Anunciada pelo atual governo, a reformulação de programas sociais de gestões petistas é alvo de embate entre as alas política e econômica da equipe de Jair Bolsonaro.
Após um ano de mandato, a prometida digital do presidente na área social ainda esbarra em indefinições entre ministérios envolvendo, principalmente, a falta de dinheiro.
O ano de 2020 começa sem uma previsão clara de quando as mudanças começarão a valer em marcas dos governos Lula e Dilma Rousseff como Minha Casa Minha Vida, Bolsa Família e Pronatec (Programa Nacional de Acesso ao Ensino Técnico e Emprego).
Bolsonaro conseguiu no final de 2019 viabilizar a promessa de pagar a 13ª parcela aos beneficiários do Bolsa Família, mas, para isso, teve que remanejar parte da verba que estava prevista para aposentadorias e pensões.
As reformulações desse e de outros programas sociais enfrentam um futuro incerto no governo, que ainda não conseguiu tirá-las do papel e chegou a reduzir algumas coberturas.
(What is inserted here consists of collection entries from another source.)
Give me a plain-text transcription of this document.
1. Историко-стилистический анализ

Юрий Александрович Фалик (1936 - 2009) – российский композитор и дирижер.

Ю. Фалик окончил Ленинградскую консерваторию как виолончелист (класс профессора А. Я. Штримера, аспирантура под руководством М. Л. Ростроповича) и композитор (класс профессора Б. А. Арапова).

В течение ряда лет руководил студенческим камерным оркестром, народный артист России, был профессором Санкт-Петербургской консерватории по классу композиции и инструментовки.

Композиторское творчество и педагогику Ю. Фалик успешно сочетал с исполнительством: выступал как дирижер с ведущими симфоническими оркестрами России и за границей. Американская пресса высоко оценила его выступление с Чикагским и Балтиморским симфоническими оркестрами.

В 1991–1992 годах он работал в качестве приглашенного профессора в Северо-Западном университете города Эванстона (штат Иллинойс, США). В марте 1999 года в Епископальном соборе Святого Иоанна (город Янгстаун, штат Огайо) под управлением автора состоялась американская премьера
Nos três principais projetos, a gestão Bolsonaro também adotou uma estratégia de tentar descaracterizar ações sociais associadas a governos petistas. Em alguns casos, até os nomes devem mudar.
A ideia é reverter a avaliação de que Bolsonaro não tem adotado medidas na área social. O presidente enfrenta baixa popularidade em regiões do Norte e Nordeste, redutos tradicionalmente petistas.
Desde a campanha eleitoral, o argumento usado é que os programas apresentam falhas que precisam ser corrigidas. Os ajustes, no entanto, não avançaram em um ano de governo.
Um exemplo é o Minha Casa Minha Vida. O maior marco da área habitacional deve ganhar nova identidade, diretrizes reformuladas e faixas de renda distintas das existentes hoje.
Atualmente, o grande gargalo do programa é a faixa 1, que tem 90% do valor do imóvel subsidiado pelo governo e é voltado para famílias com renda mensal de até R$ 1.800.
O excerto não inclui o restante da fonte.